Questo declino demografico non è soltanto una realtà statistica ma politica, influenzando il modo in cui l’Europa affronta le sfide globali. Un continente “anziano” tende a privilegiare la stabilità e la conservazione rispetto al cambiamento e al rischio, rallentando la capacità dell’UE di reagire alle trasformazioni geopolitiche. Se l’Europa non troverà un modo per compensare questo svantaggio, rischia di diventare sempre più marginale sulla scena internazionale.

 

La risposta europea alle recenti crisi è stata caratterizzata da lentezza e frammentazione. Kühnhardt ha sottolineato che il vecchio metodo dell’integrazione funzionale – basato su passi graduali e incrementali – non è più sufficiente in un mondo in cui le decisioni devono essere rapide ed efficaci.
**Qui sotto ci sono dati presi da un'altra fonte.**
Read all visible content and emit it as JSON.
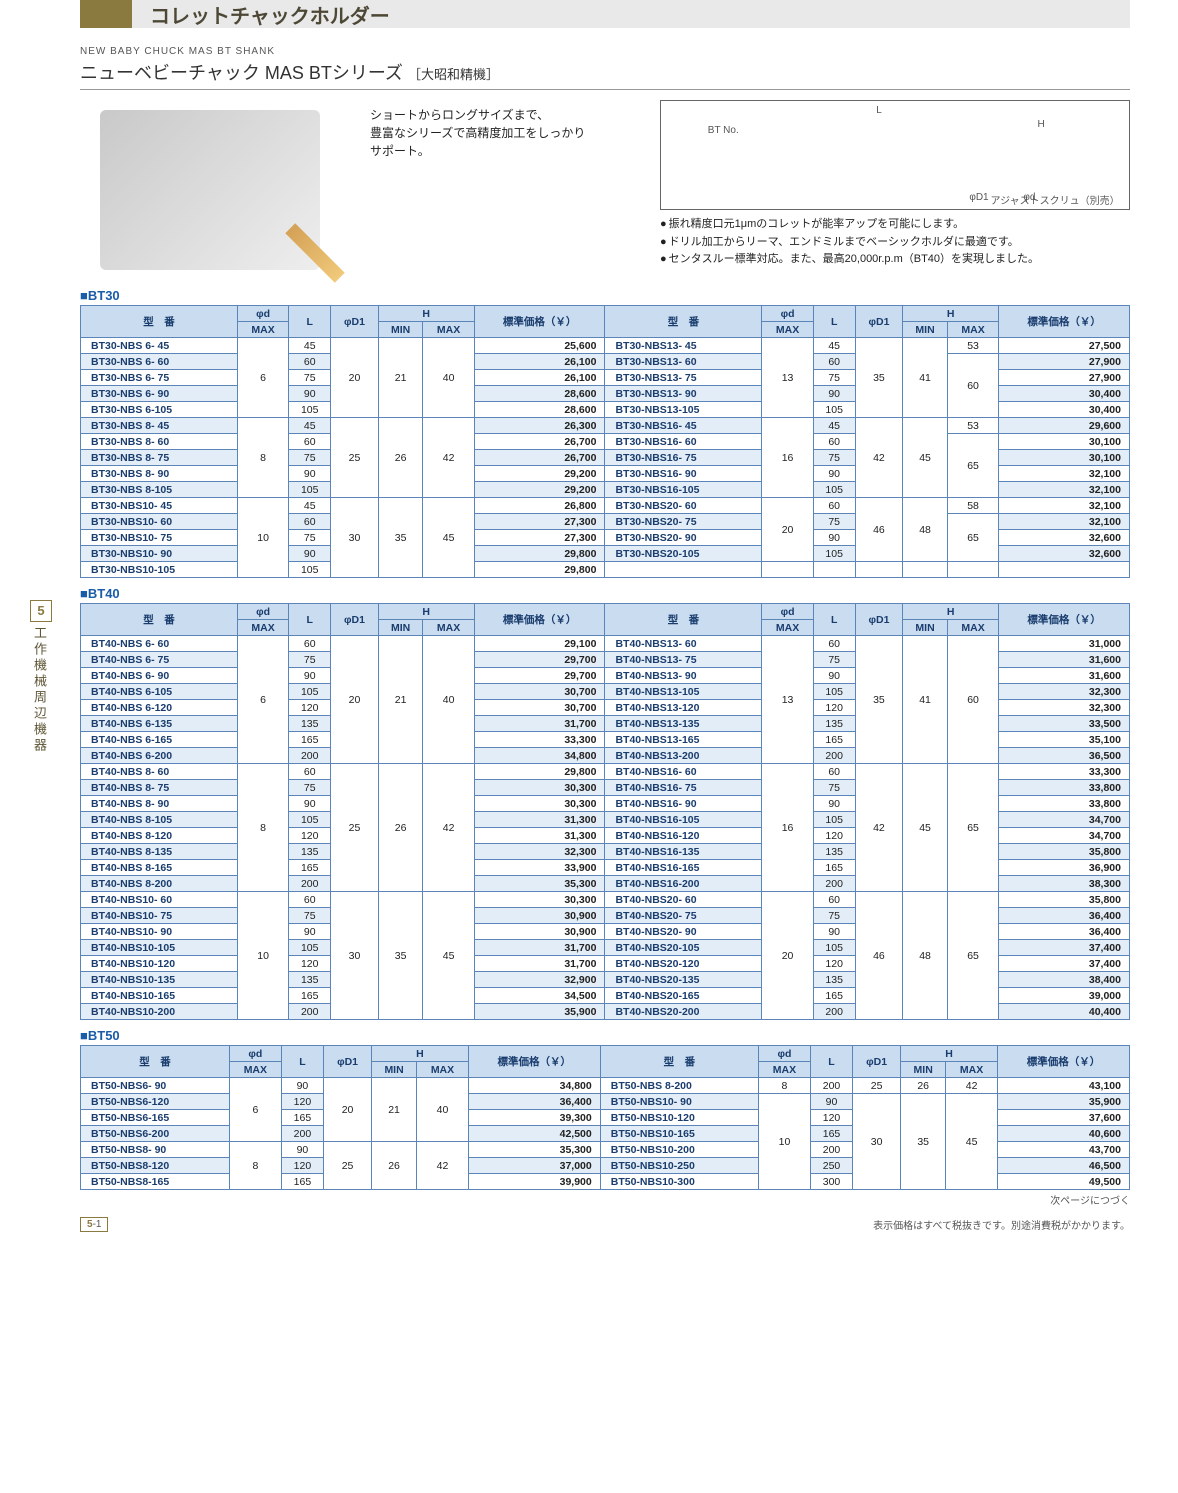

La guerra in Ucraina ha messo in luce le difficoltà dell’Europa nel rispondere in modo unitario alle sfide di sicurezza, mentre l’incapacità di sviluppare una politica industriale comune ha lasciato l’UE vulnerabile alla competizione tecnologica con Stati Uniti e Cina.

 

Un’altra grande debolezza è l’assenza di una politica estera e di difesa realmente integrate. Senza capacità credibili di deterrenza, l’Europa resta dipendente dagli Stati Uniti per la propria sicurezza, mentre attori come Russia e Cina sfruttano le sue divisioni interne. Come ha sottolineato Kühnhardt, il dibattito sull’autonomia strategica è ancora bloccato tra dichiarazioni ambiziose e la realtà di un’UE incapace di superare i veti nazionali sulle questioni cruciali.

 

Nonostante queste debolezze, Kühnhardt non considera inevitabile il declino dell’Europa. L’UE ha ancora spazio per riaffermare il proprio ruolo, ma servono scelte radicali. Egli ha delineato tre priorità fondamentali per affrontare le sfide del nuovo ordine globale: innanzitutto, accelerare l’integrazione politica e strategica eliminando il diritto di veto in materia di politica estera e di sicurezza. Questo permetterebbe decisioni più rapide ed efficaci, consentendo all’UE di agire come attore geopolitico autonomo. In parallelo, investire in innovazione e tecnologia è essenziale per colmare il divario competitivo con Stati Uniti e Cina, creando campioni europei in settori chiave come intelligenza artificiale, energia verde e difesa comune. Tuttavia, senza riformare il modello di governance economica, questi obiettivi rischiano di rimanere irraggiungibili. L’attuale sistema di rigide regole fiscali e bilanci nazionali non è più sostenibile, rendendo necessaria l’adozione di strumenti di investimento comuni, tra cui un fondo permanente per la difesa e un piano industriale europeo. Queste misure ridurrebbero la dipendenza strategica da attori esterni e garantirebbero una maggiore resilienza economica e geopolitica all’UE.

 

L’Europa ha ancora una finestra di opportunità per rafforzarsi, ma il tempo stringe. La crisi dell’ordine liberale non è un’anomalia temporanea ma un cambiamento strutturale che richiede risposte rapide e decisive. Senza una leadership capace di affrontare questa nuova realtà, l’UE rischia di essere relegata ai margini della storia.

 

Come ha affermato Kühnhardt: «Le transizioni sono sempre momenti pericolosi. Solo chi sa porre le domande giuste e prendere decisioni difficili può sopravvivere a questi cambiamenti». Oggi l’Europa si trova di fronte a questa sfida: restare ferma e accettare il declino o trovare il coraggio di diventare finalmente un attore globale.